The front of the Hill has always been filled with stately homes and faces the Boston Common. The back of the Hill was the early residence of Boston's black community and, later, of a series of immigrant communities.  In the first half of the 20th century, there were dozens of immigrant synagogues in this area and over 50 in the city of Boston proper.  By the 1980s, the Jewish community had almost entirely left the neighborhood and the building was all but abandoned.  An argument broke about whether the synagogue should be sold and the proceeds given to another congregation, turned into a community center for the residents of the neighborhood, or preserved as a monument or museum to the immigrant generations of Jews.
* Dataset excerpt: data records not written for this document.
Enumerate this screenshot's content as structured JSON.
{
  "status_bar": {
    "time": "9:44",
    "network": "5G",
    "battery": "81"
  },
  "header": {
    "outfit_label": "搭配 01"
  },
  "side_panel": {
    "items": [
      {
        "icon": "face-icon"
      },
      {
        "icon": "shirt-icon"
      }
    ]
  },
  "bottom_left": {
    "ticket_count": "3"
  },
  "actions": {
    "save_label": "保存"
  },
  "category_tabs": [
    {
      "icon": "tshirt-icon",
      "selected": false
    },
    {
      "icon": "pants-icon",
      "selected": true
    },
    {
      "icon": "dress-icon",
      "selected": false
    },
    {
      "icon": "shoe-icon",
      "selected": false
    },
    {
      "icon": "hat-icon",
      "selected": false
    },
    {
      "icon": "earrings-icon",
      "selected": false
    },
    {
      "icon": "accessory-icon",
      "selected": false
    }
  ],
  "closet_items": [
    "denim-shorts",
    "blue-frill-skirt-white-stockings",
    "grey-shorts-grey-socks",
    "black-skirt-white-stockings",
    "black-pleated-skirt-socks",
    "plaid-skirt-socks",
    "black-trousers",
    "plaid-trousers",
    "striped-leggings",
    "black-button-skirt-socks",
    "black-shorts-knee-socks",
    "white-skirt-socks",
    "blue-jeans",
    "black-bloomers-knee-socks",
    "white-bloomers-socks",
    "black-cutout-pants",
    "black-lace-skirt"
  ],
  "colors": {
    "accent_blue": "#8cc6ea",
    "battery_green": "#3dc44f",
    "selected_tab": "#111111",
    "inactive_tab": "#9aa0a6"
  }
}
The synagogue was designed by Boston architect Max Kalman, but the Shul is not noteworthy for its architecture, according to  Stanley Smith, then executive director of Historic Boston Inc., a nonprofit group that recommended preserving the old synagogue. It's not high style, not one of the great monuments of architecture that you would travel miles to see. It's like many of the early meetinghouses and churches that are highly representative of the immigrants who built them.

According to the American Jewish Historical Society, there is "no record of any important event ever taking place at that congregation," which was one of many modest synagogues built by Jewish immigrants. The Vilna Shul is, however, the last of the purpose-built immigrant synagogues still standing in downtown Boston at the end of the 20th century.  It therefore represents the oldest Jewish building within the city limits whose entire history has been devoted to activities of Jewish faith and culture.  The Vilna Shul is also noteworthy as one of only two extant free-standing buildings on the north slope of Beacon Hill. It represents a physical, colorful, and rich part of Boston's history and built heritage.

The Vilna Center for Jewish Heritage was founded to raise funds to preserve and restore the synagogue for use as a Jewish cultural heritage center.  This 501(c)(3) corporation is now The Vilna Shul, Boston's Center for Jewish Culture, Inc.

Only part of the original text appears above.